The legal hook for Trump’s move comes from Section 740 of the D.C. Home Rule Act, a provision that allows the president to take temporary control of local law enforcement. That authority was designed for extraordinary circumstances—imminent threats, riots, or disasters—not political theater. Under the statute, Trump’s control lasts 48 hours before he must notify Congress, and can be extended to 30 days without a vote. Beyond that, Congressional approval is required.
Yet the political playbook here is familiar. This is the same Trump who sent federal forces into Portland in 2020, who cleared Lafayette Square with tear gas, and who has a documented history of framing urban centers—especially those with Democratic leadership—as war zones in need of his “rescue.”
The D.C. Police Union has offered only tepid support, calling the intervention acceptable only if it is temporary.

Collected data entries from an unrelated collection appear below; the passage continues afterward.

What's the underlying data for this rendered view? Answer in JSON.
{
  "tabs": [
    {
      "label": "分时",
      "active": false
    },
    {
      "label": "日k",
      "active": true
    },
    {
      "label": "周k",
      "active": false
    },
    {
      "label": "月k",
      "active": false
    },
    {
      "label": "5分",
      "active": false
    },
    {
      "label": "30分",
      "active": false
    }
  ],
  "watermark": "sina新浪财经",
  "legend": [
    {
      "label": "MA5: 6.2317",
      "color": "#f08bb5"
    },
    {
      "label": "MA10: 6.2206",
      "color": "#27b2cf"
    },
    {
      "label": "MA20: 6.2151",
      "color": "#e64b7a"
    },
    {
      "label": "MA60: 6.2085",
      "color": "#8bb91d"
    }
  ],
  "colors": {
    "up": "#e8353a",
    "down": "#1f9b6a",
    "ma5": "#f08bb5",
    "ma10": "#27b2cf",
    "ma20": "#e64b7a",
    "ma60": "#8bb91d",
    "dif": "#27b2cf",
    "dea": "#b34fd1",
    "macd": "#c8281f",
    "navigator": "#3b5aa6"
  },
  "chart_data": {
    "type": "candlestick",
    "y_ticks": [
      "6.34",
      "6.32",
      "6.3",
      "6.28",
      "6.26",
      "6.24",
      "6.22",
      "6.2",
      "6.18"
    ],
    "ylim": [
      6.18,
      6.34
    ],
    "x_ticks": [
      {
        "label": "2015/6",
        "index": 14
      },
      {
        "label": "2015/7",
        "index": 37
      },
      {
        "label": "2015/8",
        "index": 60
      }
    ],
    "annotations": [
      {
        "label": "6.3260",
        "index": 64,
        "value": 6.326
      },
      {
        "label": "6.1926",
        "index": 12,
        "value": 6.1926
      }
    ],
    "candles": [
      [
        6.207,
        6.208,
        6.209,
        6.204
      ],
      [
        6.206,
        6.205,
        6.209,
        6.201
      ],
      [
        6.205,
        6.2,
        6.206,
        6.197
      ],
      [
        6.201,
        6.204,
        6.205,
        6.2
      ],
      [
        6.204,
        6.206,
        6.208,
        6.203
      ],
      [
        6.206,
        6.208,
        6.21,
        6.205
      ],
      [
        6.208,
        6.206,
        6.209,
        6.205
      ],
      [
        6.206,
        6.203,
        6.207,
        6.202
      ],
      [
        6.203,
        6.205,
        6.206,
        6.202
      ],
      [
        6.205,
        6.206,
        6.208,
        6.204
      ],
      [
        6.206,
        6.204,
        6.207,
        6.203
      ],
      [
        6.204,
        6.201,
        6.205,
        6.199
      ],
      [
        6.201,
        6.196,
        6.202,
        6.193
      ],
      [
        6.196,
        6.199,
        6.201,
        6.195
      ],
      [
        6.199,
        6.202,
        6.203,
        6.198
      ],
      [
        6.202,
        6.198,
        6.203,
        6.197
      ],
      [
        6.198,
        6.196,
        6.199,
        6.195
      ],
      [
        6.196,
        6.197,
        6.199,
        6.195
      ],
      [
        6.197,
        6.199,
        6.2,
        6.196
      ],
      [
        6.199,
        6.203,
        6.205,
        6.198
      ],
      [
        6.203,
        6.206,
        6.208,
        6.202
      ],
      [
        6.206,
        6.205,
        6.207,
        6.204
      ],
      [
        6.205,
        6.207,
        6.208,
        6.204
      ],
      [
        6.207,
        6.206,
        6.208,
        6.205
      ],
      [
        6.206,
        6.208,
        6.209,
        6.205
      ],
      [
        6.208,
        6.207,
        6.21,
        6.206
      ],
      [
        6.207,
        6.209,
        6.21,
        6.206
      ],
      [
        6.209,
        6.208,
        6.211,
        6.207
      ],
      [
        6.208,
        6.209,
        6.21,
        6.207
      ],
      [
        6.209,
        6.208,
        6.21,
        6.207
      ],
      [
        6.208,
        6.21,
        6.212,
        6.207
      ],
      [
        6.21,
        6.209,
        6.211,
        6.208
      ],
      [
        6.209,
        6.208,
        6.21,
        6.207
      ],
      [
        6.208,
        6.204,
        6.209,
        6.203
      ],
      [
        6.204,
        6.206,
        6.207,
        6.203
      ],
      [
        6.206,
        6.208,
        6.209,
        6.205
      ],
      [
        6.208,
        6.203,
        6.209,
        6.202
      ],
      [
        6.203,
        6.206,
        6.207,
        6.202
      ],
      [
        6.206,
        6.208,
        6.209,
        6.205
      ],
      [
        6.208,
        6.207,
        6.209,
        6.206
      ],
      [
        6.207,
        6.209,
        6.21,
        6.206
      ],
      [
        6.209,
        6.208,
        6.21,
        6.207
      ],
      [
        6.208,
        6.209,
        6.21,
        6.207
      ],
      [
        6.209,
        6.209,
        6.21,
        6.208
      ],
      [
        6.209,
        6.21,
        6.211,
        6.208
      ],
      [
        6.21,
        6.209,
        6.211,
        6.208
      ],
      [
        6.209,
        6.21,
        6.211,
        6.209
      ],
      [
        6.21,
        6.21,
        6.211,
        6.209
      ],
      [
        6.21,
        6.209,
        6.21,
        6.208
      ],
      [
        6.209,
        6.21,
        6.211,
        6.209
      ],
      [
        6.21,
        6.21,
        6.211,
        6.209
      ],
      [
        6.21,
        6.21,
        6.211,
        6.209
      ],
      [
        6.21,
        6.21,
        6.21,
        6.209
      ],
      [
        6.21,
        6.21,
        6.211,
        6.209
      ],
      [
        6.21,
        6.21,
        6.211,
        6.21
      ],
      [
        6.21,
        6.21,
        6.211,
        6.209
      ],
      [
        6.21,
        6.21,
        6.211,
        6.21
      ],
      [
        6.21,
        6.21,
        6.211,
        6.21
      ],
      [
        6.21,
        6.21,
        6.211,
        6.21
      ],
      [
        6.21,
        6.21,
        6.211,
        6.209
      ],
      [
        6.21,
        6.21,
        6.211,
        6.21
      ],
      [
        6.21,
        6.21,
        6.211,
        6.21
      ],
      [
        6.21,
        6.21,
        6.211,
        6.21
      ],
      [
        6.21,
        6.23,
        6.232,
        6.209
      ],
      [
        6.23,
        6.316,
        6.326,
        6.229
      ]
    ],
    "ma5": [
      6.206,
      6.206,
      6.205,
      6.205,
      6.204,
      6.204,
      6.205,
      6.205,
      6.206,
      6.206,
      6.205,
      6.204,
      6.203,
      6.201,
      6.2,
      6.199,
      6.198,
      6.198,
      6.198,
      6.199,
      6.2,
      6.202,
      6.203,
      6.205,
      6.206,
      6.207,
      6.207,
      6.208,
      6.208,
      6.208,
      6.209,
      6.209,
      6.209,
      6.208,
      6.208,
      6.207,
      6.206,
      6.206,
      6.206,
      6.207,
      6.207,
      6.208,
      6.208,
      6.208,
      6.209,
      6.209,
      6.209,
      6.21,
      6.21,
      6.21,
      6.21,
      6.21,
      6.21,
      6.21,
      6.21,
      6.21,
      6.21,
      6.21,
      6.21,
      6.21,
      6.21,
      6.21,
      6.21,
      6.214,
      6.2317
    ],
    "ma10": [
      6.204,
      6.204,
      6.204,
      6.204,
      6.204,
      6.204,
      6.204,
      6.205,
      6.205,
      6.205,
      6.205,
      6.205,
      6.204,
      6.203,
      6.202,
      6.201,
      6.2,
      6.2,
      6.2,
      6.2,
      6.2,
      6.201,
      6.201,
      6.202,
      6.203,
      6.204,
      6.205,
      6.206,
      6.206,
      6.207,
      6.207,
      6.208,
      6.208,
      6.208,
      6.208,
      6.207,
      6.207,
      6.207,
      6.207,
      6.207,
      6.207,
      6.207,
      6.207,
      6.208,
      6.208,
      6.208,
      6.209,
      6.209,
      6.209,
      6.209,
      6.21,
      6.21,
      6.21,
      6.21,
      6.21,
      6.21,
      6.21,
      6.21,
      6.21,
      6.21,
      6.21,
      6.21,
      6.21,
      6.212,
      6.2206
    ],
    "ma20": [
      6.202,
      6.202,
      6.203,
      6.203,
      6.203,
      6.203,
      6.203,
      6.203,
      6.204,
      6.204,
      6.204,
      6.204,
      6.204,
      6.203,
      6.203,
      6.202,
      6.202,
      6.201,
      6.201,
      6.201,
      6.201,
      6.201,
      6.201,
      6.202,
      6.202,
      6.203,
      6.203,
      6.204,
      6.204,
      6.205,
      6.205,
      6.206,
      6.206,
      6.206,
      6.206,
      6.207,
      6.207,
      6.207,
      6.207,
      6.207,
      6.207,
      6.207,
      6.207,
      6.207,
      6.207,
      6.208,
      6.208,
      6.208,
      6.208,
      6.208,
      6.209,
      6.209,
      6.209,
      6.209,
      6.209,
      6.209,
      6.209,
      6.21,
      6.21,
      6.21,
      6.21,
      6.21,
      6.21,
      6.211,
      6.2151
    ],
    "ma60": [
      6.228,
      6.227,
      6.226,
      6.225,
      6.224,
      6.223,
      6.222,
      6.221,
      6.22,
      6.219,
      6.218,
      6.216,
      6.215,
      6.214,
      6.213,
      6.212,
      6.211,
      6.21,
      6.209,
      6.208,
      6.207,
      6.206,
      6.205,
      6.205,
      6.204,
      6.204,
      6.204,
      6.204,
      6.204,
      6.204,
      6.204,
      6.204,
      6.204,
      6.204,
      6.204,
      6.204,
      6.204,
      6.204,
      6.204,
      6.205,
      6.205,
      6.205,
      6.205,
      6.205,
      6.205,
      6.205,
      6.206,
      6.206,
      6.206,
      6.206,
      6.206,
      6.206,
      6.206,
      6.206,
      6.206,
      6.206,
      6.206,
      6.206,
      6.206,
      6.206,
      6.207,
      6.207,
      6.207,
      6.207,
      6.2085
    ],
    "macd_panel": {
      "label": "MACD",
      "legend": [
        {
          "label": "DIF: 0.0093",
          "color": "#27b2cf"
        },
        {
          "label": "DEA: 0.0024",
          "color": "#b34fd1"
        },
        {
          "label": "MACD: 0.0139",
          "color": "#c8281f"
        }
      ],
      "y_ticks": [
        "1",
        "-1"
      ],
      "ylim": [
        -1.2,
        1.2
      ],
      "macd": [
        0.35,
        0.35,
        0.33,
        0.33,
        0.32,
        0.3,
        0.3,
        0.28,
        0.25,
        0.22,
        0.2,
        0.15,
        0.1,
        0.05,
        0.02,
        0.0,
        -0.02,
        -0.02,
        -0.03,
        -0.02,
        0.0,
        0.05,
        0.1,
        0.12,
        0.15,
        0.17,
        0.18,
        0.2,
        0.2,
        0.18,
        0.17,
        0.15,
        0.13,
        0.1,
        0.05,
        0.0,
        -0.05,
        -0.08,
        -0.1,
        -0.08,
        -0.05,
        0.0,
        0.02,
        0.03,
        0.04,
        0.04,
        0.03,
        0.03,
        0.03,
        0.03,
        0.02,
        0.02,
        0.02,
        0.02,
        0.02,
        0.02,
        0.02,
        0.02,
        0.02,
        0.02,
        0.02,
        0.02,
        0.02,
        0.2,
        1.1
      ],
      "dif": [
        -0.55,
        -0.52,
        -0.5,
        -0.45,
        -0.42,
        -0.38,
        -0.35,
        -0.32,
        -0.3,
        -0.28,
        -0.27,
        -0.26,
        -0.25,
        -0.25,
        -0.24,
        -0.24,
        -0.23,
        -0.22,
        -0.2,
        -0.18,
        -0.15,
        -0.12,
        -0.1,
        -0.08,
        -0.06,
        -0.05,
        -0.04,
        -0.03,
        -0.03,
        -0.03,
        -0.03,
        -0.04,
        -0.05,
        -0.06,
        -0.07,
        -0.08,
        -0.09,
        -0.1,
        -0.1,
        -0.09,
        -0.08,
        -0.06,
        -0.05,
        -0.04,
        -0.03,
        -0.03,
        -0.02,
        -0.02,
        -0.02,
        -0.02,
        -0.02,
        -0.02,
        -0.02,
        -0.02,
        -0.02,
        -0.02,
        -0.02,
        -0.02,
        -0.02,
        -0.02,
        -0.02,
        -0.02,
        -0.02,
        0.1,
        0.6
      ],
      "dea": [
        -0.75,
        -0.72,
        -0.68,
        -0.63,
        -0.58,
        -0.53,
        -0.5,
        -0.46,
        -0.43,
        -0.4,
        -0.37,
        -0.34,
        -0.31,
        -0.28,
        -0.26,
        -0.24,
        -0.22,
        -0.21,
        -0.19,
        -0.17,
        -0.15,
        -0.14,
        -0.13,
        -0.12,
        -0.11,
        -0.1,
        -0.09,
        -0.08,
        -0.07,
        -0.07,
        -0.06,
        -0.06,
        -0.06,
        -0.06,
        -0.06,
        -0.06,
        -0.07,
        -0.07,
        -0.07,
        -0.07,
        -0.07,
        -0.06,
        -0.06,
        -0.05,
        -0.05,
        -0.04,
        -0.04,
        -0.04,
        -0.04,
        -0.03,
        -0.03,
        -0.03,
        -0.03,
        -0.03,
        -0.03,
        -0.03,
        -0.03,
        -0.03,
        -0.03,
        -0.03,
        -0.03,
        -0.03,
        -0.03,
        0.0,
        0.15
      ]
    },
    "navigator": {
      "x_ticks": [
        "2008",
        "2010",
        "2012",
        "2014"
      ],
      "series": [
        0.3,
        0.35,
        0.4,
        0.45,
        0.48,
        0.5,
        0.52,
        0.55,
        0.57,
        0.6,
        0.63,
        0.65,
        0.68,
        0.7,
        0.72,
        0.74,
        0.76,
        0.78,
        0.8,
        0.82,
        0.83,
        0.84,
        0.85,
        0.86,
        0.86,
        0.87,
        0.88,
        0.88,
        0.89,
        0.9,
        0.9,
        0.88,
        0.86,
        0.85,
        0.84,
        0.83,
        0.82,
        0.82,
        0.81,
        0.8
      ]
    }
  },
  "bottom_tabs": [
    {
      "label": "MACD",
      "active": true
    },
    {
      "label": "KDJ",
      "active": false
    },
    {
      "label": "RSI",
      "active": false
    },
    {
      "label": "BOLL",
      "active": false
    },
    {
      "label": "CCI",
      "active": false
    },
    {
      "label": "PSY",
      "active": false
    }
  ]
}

That alone underscores the fragility of this federal incursion. Even law enforcement professionals don’t want the precedent of the president turning local police into a political pawn.
This takeover is more than a bad-faith misreading of crime statistics—it’s a direct assault on local self-governance. Washington, D.C. already suffers from the democratic deficit of lacking statehood; now its residents face the added insult of being stripped of control over their own police department.
This is not about safety. It’s about power. It’s about stoking fear to justify authoritarian measures. And it’s about testing the limits of federal authority before November.
What We Do Next
Authoritarian overreach doesn’t fade on its own—it expands unless it’s met with resistance.
If you live in D.C., demand that your elected officials challenge this takeover in the courts and in Congress. Everywhere else, contact your representatives and insist they defend the limits of presidential power.
Support statehood for D.C., because no community should have its democratic rights stripped away by the whim of a single politician.
And above all, stay informed. Share credible reporting. Refuse to let propaganda replace fact.
This is not a moment to watch from the sidelines—it’s a moment to act.